Reactions: Winner 4 | Funny 6


----------



## Atsbitscrisp

Yaassss! All vapecon needs now is free WiFi and a jumping castle, ultimate heaven!
Oh, and cake and balloons!

Reactions: Like 2 | Funny 2 | Creative 1


----------



## shaunnadan

Atsbitscrisp said:


> Yaassss! All vapecon needs now is free WiFi and a jumping castle, ultimate heaven!



On an unrelated note ... Do you have any idea how hard it is to find a jumping castle for adults ?

Reactions: Funny 9


----------



## KlutcH

shaunnadan said:


> On an unrelated note ... Do you have any idea how hard it is to find a jumping castle for adults ?



Black Ball in Retreat (Cape Town) have , we hired a gladiator one before. Had a blast. PS: do not drink and jump.

Reactions: Like 1 | Funny 1


----------



## Atsbitscrisp

Yes, that's why we just get the kid ones and add extra insurance monies...


----------



## Atsbitscrisp

KlutcH said:


> Black Ball in Retreat (Cape Town) have , we hired a gladiator one before. Had a blast. PS: do not drink and jump.


But why kill the fun, jumping castle royal rumble is only fun if you're forced to down 3 shots everytime you get thrown out.


----------



## PsyCLown

That is really awesome actually, even more keen for Vape Con now!  hahaha

Reactions: Funny 1


----------



## Caramia

Mechanical bull?


----------



## shaunnadan

Caramia said:


> Mechanical bull?



Surprisingly they have weight restrictions. I jumped on one and it said "1 person at a time "

Reactions: Like 1 | Funny 2


----------



## whatalotigot

this is GOOD news.


----------



## Caramia

shaunnadan said:


> Surprisingly they have weight restrictions. I jumped on one and it said "1 person at a time "


Oh my, the visuals!


----------



## RichJB

I'd pay good money to watch a "coil and wick the Avo 24 in the quickest time" contest in which entrants must ride the mechanical bull.


----------



## shaunnadan

RichJB said:


> I'd pay good money to watch a "coil and wick the Avo 24 in the quickest time" contest in which entrants must ride the mechanical bull.



Easy peasy... Rather fill a tank with one of those bottom fill screws

Reactions: Funny 1


----------



## shabbar

shaunnadan said:


> On an unrelated note ... Do you have any idea how hard it is to find a jumping castle for adults ?

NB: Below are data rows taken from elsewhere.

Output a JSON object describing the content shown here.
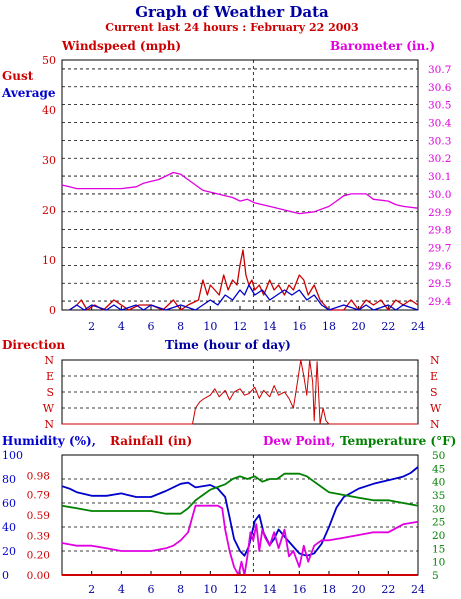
{
  "header": {
    "title": "Graph of Weather Data",
    "subtitle": "Current last 24 hours : February 22 2003"
  },
  "colors": {
    "navy": "#0000a0",
    "red": "#cc0000",
    "magenta": "#e000e0",
    "green": "#008000",
    "blue": "#0000cc",
    "black": "#000000"
  },
  "chart_data": [
    {
      "type": "line",
      "labels": {
        "windspeed": "Windspeed (mph)",
        "barometer": "Barometer (in.)",
        "gust": "Gust",
        "average": "Average",
        "xlabel": "Time (hour of day)"
      },
      "xlim": [
        0,
        24
      ],
      "x_ticks": [
        2,
        4,
        6,
        8,
        10,
        12,
        14,
        16,
        18,
        20,
        22,
        24
      ],
      "left_axis": {
        "ylim": [
          0,
          50
        ],
        "ticks": [
          0,
          10,
          20,
          30,
          40,
          50
        ]
      },
      "right_axis": {
        "ylim": [
          29.35,
          30.75
        ],
        "ticks": [
          29.4,
          29.5,
          29.6,
          29.7,
          29.8,
          29.9,
          30.0,
          30.1,
          30.2,
          30.3,
          30.4,
          30.5,
          30.6,
          30.7
        ]
      },
      "series": [
        {
          "name": "Barometer (in.)",
          "axis": "right",
          "color": "#e000e0",
          "x": [
            0,
            0.5,
            1,
            2,
            3,
            4,
            5,
            5.5,
            6,
            6.5,
            7,
            7.5,
            8,
            8.5,
            9,
            9.5,
            10,
            11,
            11.5,
            12,
            12.5,
            13,
            13.5,
            14,
            15,
            16,
            17,
            18,
            18.5,
            19,
            19.5,
            20,
            20.5,
            21,
            22,
            22.5,
            23,
            24
          ],
          "y": [
            30.05,
            30.04,
            30.03,
            30.03,
            30.03,
            30.03,
            30.04,
            30.06,
            30.07,
            30.08,
            30.1,
            30.12,
            30.11,
            30.08,
            30.05,
            30.02,
            30.01,
            29.99,
            29.98,
            29.96,
            29.97,
            29.95,
            29.94,
            29.93,
            29.91,
            29.89,
            29.9,
            29.93,
            29.96,
            29.99,
            30.0,
            30.0,
            30.0,
            29.97,
            29.96,
            29.94,
            29.93,
            29.92
          ]
        },
        {
          "name": "Gust",
          "axis": "left",
          "color": "#cc0000",
          "x": [
            0.5,
            1,
            1.3,
            1.7,
            2.2,
            2.8,
            3.5,
            4.5,
            5.2,
            6,
            6.8,
            7.5,
            8,
            8.5,
            9.2,
            9.5,
            9.8,
            10,
            10.3,
            10.6,
            10.9,
            11.2,
            11.5,
            11.8,
            12,
            12.2,
            12.4,
            12.6,
            12.8,
            13,
            13.3,
            13.6,
            14,
            14.3,
            14.6,
            15,
            15.3,
            15.6,
            16,
            16.3,
            16.6,
            17,
            17.4,
            18,
            19,
            19.5,
            20,
            20.5,
            21,
            21.5,
            22,
            22.5,
            23,
            23.5,
            24
          ],
          "y": [
            0,
            1,
            2,
            0,
            1,
            0,
            2,
            0,
            1,
            1,
            0,
            2,
            0,
            1,
            2,
            6,
            3,
            5,
            4,
            3,
            7,
            4,
            6,
            5,
            9,
            12,
            7,
            5,
            6,
            4,
            5,
            3,
            6,
            4,
            5,
            3,
            5,
            4,
            7,
            6,
            3,
            5,
            2,
            0,
            0,
            2,
            0,
            2,
            1,
            2,
            0,
            2,
            1,
            2,
            1
          ]
        },
        {
          "name": "Average",
          "axis": "left",
          "color": "#0000cc",
          "x": [
            0.5,
            1,
            1.5,
            2,
            3,
            3.5,
            4,
            5,
            5.5,
            6,
            7,
            8,
            9,
            9.5,
            10,
            10.5,
            11,
            11.5,
            12,
            12.3,
            12.6,
            13,
            13.5,
            14,
            14.5,
            15,
            15.5,
            16,
            16.5,
            17,
            17.5,
            18,
            19,
            20,
            20.5,
            21,
            22,
            22.5,
            23,
            24
          ],
          "y": [
            0,
            1,
            0,
            1,
            0,
            1,
            0,
            1,
            0,
            1,
            0,
            1,
            0,
            1,
            2,
            1,
            3,
            2,
            4,
            3,
            5,
            3,
            4,
            2,
            3,
            4,
            3,
            4,
            2,
            3,
            1,
            0,
            1,
            0,
            1,
            0,
            1,
            0,
            1,
            0
          ]
        }
      ]
    },
    {
      "type": "line",
      "labels": {
        "direction": "Direction"
      },
      "xlim": [
        0,
        24
      ],
      "y_categories": [
        "N",
        "W",
        "S",
        "E",
        "N"
      ],
      "series": [
        {
          "name": "Direction",
          "color": "#cc0000",
          "x": [
            0,
            4,
            8,
            8.8,
            9,
            9.3,
            9.6,
            10,
            10.3,
            10.6,
            11,
            11.3,
            11.6,
            12,
            12.3,
            12.6,
            13,
            13.3,
            13.6,
            14,
            14.3,
            14.6,
            15,
            15.3,
            15.6,
            15.9,
            16.1,
            16.3,
            16.5,
            16.7,
            16.9,
            17,
            17.2,
            17.4,
            17.6,
            17.8,
            18,
            20,
            22,
            24
          ],
          "y": [
            0,
            0,
            0,
            0,
            1.0,
            1.4,
            1.6,
            1.8,
            2.2,
            1.7,
            2.1,
            1.5,
            2.0,
            2.2,
            1.8,
            1.9,
            2.3,
            1.6,
            2.1,
            1.7,
            2.4,
            1.8,
            2.0,
            1.6,
            1.0,
            2.8,
            4.0,
            3.0,
            1.8,
            4.0,
            2.6,
            0.2,
            3.9,
            0,
            1.0,
            0.2,
            0,
            0,
            0,
            0
          ]
        }
      ]
    },
    {
      "type": "line",
      "labels": {
        "humidity": "Humidity (%),",
        "rainfall": "Rainfall (in)",
        "dewpoint": "Dew Point,",
        "temperature": "Temperature (°F)"
      },
      "xlim": [
        0,
        24
      ],
      "x_ticks": [
        2,
        4,
        6,
        8,
        10,
        12,
        14,
        16,
        18,
        20,
        22,
        24
      ],
      "humidity_axis": {
        "ylim": [
          0,
          100
        ],
        "ticks": [
          0,
          20,
          40,
          60,
          80,
          100
        ]
      },
      "rainfall_axis": {
        "ylim": [
          0,
          1.18
        ],
        "ticks": [
          "0.00",
          "0.20",
          "0.39",
          "0.59",
          "0.79",
          "0.98"
        ]
      },
      "temperature_axis": {
        "ylim": [
          5,
          50
        ],
        "ticks": [
          5,
          10,
          15,
          20,
          25,
          30,
          35,
          40,
          45,
          50
        ]
      },
      "series": [
        {
          "name": "Humidity",
          "axis": "humidity",
          "color": "#0000cc",
          "x": [
            0,
            0.5,
            1,
            2,
            3,
            4,
            5,
            6,
            7,
            8,
            8.5,
            9,
            10,
            10.5,
            11,
            11.3,
            11.6,
            12,
            12.3,
            12.6,
            13,
            13.3,
            13.6,
            14,
            14.3,
            14.6,
            15,
            15.5,
            16,
            16.5,
            17,
            17.5,
            18,
            18.5,
            19,
            20,
            21,
            22,
            23,
            23.5,
            24
          ],
          "y": [
            74,
            72,
            69,
            66,
            66,
            68,
            65,
            65,
            70,
            76,
            77,
            73,
            75,
            72,
            65,
            48,
            30,
            20,
            16,
            24,
            45,
            50,
            35,
            25,
            30,
            38,
            32,
            25,
            18,
            16,
            18,
            26,
            40,
            56,
            65,
            72,
            76,
            79,
            82,
            85,
            90
          ]
        },
        {
          "name": "Dew Point",
          "axis": "temperature",
          "color": "#e000e0",
          "x": [
            0,
            1,
            2,
            3,
            4,
            5,
            6,
            7,
            7.5,
            8,
            8.5,
            9,
            10,
            10.5,
            10.8,
            11,
            11.3,
            11.6,
            11.9,
            12.1,
            12.3,
            12.5,
            12.7,
            12.9,
            13.1,
            13.3,
            13.5,
            13.7,
            14,
            14.3,
            14.6,
            15,
            15.3,
            15.6,
            16,
            16.3,
            16.6,
            17,
            17.5,
            18,
            19,
            20,
            21,
            22,
            23,
            24
          ],
          "y": [
            17,
            16,
            16,
            15,
            14,
            14,
            14,
            15,
            16,
            18,
            21,
            31,
            31,
            31,
            30,
            22,
            14,
            8,
            5,
            10,
            5,
            12,
            21,
            18,
            24,
            14,
            22,
            19,
            16,
            21,
            15,
            22,
            12,
            14,
            8,
            16,
            10,
            16,
            18,
            18,
            19,
            20,
            21,
            21,
            24,
            25
          ]
        },
        {
          "name": "Temperature",
          "axis": "temperature",
          "color": "#008000",
          "x": [
            0,
            1,
            2,
            3,
            4,
            5,
            6,
            7,
            8,
            8.5,
            9,
            9.5,
            10,
            10.5,
            11,
            11.5,
            12,
            12.5,
            13,
            13.5,
            14,
            14.5,
            15,
            15.5,
            16,
            16.5,
            17,
            17.5,
            18,
            19,
            20,
            21,
            22,
            23,
            24
          ],
          "y": [
            31,
            30,
            29,
            29,
            29,
            29,
            29,
            28,
            28,
            30,
            33,
            35,
            37,
            38,
            39,
            41,
            42,
            41,
            42,
            40,
            41,
            41,
            43,
            43,
            43,
            42,
            40,
            38,
            36,
            35,
            34,
            33,
            33,
            32,
            31
          ]
        },
        {
          "name": "Rainfall",
          "axis": "rainfall",
          "color": "#cc0000",
          "x": [
            0,
            24
          ],
          "y": [
            0,
            0
          ]
        }
      ]
    }
  ]
}
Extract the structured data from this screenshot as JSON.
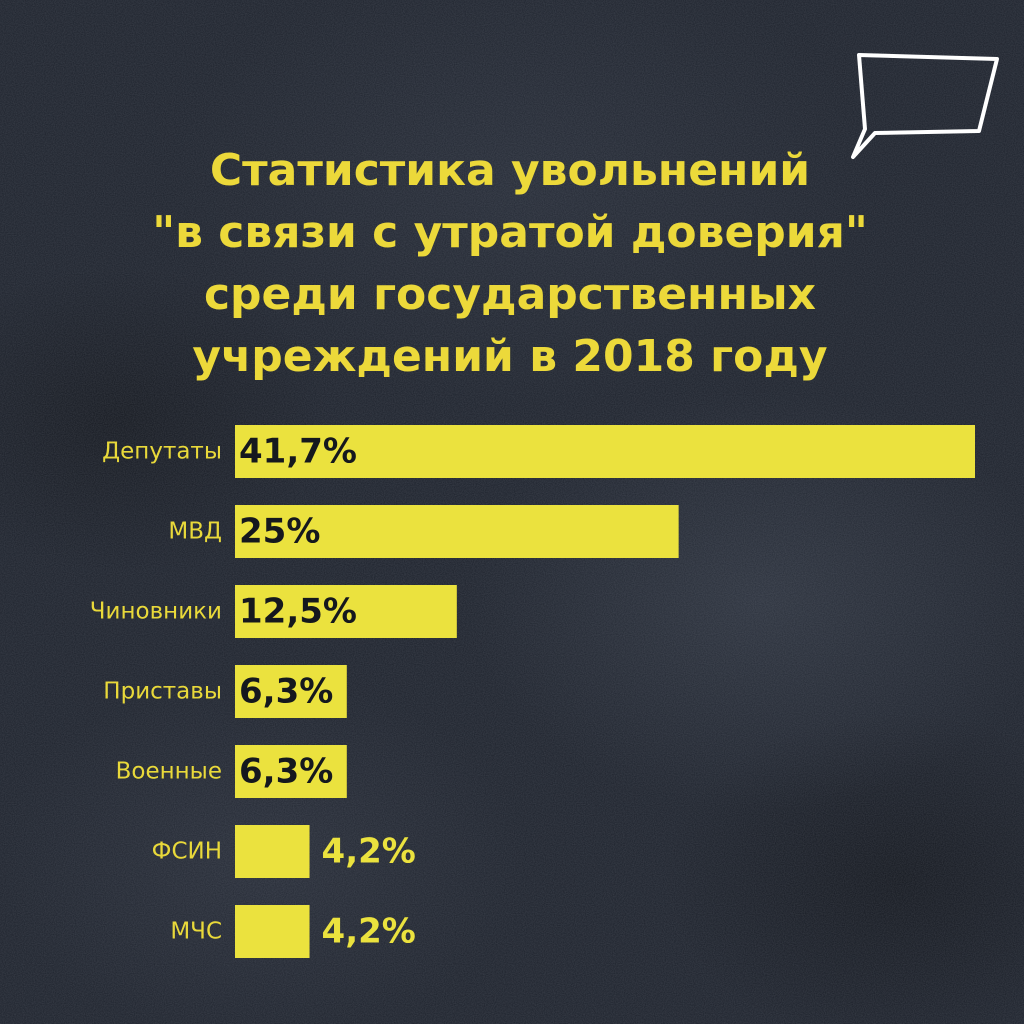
{
  "title_lines": [
    "Статистика увольнений",
    "\"в связи с утратой доверия\"",
    "среди государственных",
    "учреждений в 2018 году"
  ],
  "colors": {
    "background": "#1c212b",
    "bar": "#ebe23e",
    "title": "#ecd93a",
    "label_on_bar": "#15181e",
    "label_outside": "#ebe23e"
  },
  "icon": "speech-bubble-icon",
  "chart_data": {
    "type": "bar",
    "orientation": "horizontal",
    "categories": [
      "Депутаты",
      "МВД",
      "Чиновники",
      "Приставы",
      "Военные",
      "ФСИН",
      "МЧС"
    ],
    "values": [
      41.7,
      25,
      12.5,
      6.3,
      6.3,
      4.2,
      4.2
    ],
    "value_labels": [
      "41,7%",
      "25%",
      "12,5%",
      "6,3%",
      "6,3%",
      "4,2%",
      "4,2%"
    ],
    "xlim": [
      0,
      41.7
    ],
    "grid": false,
    "legend": "none"
  }
}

http://www.bounceinc.co.za/

http://www.ijump.co.za/views/home.php


----------



## shaunnadan

shabbar said:


> http://www.bounceinc.co.za/
> 
> http://www.ijump.co.za/views/home.php



Bookmarked for my next birthday party

Reactions: Funny 2


----------



## Stosta

shaunnadan said:


> Easy peasy... Rather fill a tank with one of those bottom fill screws


I die a little inside everytime my Goblin Mini tank is empty.

Reactions: Like 1 | Funny 4


----------



## wiesbang

shaunnadan said:


> Surprisingly they have weight restrictions. I jumped on one and it said "1 person at a time "


You made my day! I LOL'D hard!


----------